I recently heard an audio bit on tik tok, an inspirational quote on someone’s mother’s wall, that really stuck with me. She had scrawled “improve because that is who you are” and in parenthesis something along the lines of (not because you don’t already love yourself). This spirit of doing the best thing for you, for your future self, as an act of radical self love is my inspiration for 2024. I suppose my word of the year for 2024 is self-love.1


Very truly yours,

Sydney

1.not in a saccharin gushy way, more in a proactive, confident in my identity way but I suppose I shouldn’t be worried about coming off too sappy since one element of my spirit I am proudest of is the way I feel deeply in touch with the joy of being alive and I just spouted off some lines about how I’d like to be true to myself. You know what, forget the footnote entirely.


Dear VTY women, 

After reading Juliannc and Sydney’s letters, I find it a bit funny that we all seem to want to be “ourselves” again. We have this sense of being where certain things feel good and as they should, and certain things feel wrong, like going the opposite way on a one way.  We know even the littlest habits or behaviors we do are not really us but rather some strange, depraved, horrid person inside of us, charging us to behave in ways we didn't know we were capable of. 

I wonder where our sense of self comes from and how this “other” evil self  slips into our habits?

I ask that because my boyfriends always giggle at me when I say things like, “I want to be more like myself.” He then asks when I felt most myself and I say early college, to which he replies, “You were so young how do you know that’s really you?” And to that, I have no real answer. But I think that’s when I trusted myself and saw goodness in the world the most. 

 

Last year, I felt I needed to become myself again, thus ensuing upon the failed Year of Sexy. I felt like I had no control of my life, was not confident,  and was not able to relax. I felt I was the opposite of everything I had known myself to be, even though I had had these anxious, low self-esteem feelings for a few years at this point. I did many things that felt like huge milestones during the Year of Sexy, but none of them really seemed to make me feel more in control or confident in myself. 
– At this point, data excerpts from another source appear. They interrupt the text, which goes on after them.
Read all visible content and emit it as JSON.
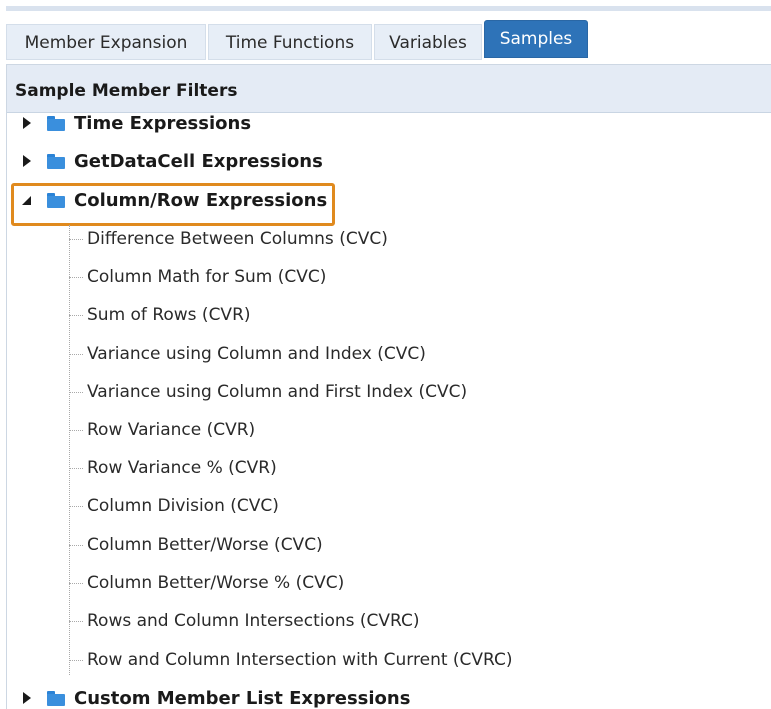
{
  "tabs": [
    {
      "label": "Member Expansion",
      "active": false
    },
    {
      "label": "Time Functions",
      "active": false
    },
    {
      "label": "Variables",
      "active": false
    },
    {
      "label": "Samples",
      "active": true
    }
  ],
  "panel": {
    "title": "Sample Member Filters"
  },
  "tree": {
    "folders": [
      {
        "label": "Time Expressions",
        "expanded": false
      },
      {
        "label": "GetDataCell Expressions",
        "expanded": false
      },
      {
        "label": "Column/Row Expressions",
        "expanded": true,
        "highlighted": true
      },
      {
        "label": "Custom Member List Expressions",
        "expanded": false
      }
    ],
    "column_row_items": [
      "Difference Between Columns (CVC)",
      "Column Math for Sum (CVC)",
      "Sum of Rows (CVR)",
      "Variance using Column and Index (CVC)",
      "Variance using Column and First Index (CVC)",
      "Row Variance (CVR)",
      "Row Variance % (CVR)",
      "Column Division (CVC)",
      "Column Better/Worse (CVC)",
      "Column Better/Worse % (CVC)",
      "Rows and Column Intersections (CVRC)",
      "Row and Column Intersection with Current (CVRC)"
    ]
  },
  "colors": {
    "active_tab": "#2e73b8",
    "highlight": "#e08a1e",
    "folder": "#3a8fdd"
  }
}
What helped me the most was just learning to accept who I am and that I cannot control the world around me. And also, perhaps my brain has melted into soup and can no longer worry about every little thing in the universe. 

Anyways, this year is the Year of Slay. I feel that I have a lot to do and alot to do well. From moving to growing my art practice to wedding planning, I have got a lot of things to do. I feel more confident and capable, and not 100% myself, but a rough 80% there. 

I suppose my words of the year will be slay and capable. 2024: The Year of Capable.